Prior to 2019, alimony and separate maintenance payments generally were taxable to the recipient and deductible from gross income by the payor (even if the payor does not itemize).1 Payments of arrearages from prior years were taxed to a cash basis taxpayer in the year of receipt.2 Furthermore, the 10th Circuit Court of Appeals held that an alimony arrearage paid to the estate of a former spouse was taxable as income in respect of a decedent (see Q 747).3
The deduction for alimony paid is limited to the amount required under the divorce or separation instrument.4 Payments made voluntarily by a husband to his spouse, which were not mandated by a qualifying divorce decree or separation instrument, were not deductible to the husband.5 Where the husband made his initial payment too early because he wanted to “get it over with,” and because it was convenient for him to schedule his alimony payments on or immediately after his paydays, the Tax Court concluded that the husband’s premature payment was voluntary because it fell outside the scope of the qualified divorce instrument.

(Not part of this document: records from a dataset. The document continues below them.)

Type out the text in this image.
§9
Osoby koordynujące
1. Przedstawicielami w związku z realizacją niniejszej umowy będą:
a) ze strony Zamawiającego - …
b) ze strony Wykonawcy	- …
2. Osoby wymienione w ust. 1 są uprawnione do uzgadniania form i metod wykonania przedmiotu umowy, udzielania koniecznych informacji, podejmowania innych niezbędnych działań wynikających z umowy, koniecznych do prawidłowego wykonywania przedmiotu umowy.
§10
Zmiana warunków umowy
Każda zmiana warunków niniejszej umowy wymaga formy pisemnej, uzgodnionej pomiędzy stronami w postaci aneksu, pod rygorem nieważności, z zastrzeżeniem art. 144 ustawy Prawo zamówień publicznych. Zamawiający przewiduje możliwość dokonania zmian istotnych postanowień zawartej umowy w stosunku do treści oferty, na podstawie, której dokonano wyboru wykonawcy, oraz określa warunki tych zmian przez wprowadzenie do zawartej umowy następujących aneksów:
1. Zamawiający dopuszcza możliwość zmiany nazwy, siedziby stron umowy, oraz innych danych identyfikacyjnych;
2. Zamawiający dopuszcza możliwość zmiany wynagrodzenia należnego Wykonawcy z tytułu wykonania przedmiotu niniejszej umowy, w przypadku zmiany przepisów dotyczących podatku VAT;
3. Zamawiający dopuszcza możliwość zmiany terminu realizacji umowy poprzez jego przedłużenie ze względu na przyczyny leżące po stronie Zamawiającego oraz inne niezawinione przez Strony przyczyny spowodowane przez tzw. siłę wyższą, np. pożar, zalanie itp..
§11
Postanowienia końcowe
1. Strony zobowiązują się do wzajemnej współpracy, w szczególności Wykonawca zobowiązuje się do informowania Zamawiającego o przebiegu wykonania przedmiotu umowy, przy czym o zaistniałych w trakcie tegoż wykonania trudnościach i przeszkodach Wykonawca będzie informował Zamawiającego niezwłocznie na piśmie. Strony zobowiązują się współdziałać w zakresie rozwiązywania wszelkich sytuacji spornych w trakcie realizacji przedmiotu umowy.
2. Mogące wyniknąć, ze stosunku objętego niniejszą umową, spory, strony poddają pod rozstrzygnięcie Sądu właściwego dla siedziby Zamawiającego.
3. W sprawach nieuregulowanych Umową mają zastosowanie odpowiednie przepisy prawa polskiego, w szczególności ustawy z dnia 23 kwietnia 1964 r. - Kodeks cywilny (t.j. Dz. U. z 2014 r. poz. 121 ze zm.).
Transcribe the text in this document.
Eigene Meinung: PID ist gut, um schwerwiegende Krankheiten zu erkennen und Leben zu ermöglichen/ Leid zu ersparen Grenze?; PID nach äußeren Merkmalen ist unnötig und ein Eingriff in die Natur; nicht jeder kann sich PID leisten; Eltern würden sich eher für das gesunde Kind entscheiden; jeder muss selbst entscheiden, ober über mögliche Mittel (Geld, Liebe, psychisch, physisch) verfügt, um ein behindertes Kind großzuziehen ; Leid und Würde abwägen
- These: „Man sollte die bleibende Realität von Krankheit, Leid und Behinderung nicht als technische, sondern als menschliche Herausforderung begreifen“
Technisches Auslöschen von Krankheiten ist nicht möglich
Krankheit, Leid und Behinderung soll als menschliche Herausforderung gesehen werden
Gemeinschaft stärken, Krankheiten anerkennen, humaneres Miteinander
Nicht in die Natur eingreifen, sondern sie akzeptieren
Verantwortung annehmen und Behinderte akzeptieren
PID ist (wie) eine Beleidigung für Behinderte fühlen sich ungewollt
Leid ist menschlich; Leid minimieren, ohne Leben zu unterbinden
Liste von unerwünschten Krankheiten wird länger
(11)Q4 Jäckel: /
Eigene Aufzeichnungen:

Accordingly, the payment was not deductible by the husband as alimony. 6
According to the General Explanation of TRA ’84, where, prior to 2019, a beneficial interest in a trust was transferred or created incident to a divorce or separation, the payments by the trust were to be treated the same as payments to a trust beneficiary under IRC Section 682, disregarding that the payments may have qualified as alimony. Thus, instead of including payments entirely as ordinary income, the transferee, as beneficiary, would be entitled to the flow-through of tax-exempt income. It seems that this treatment would remain the same after the repeal of the alimony deduction rules.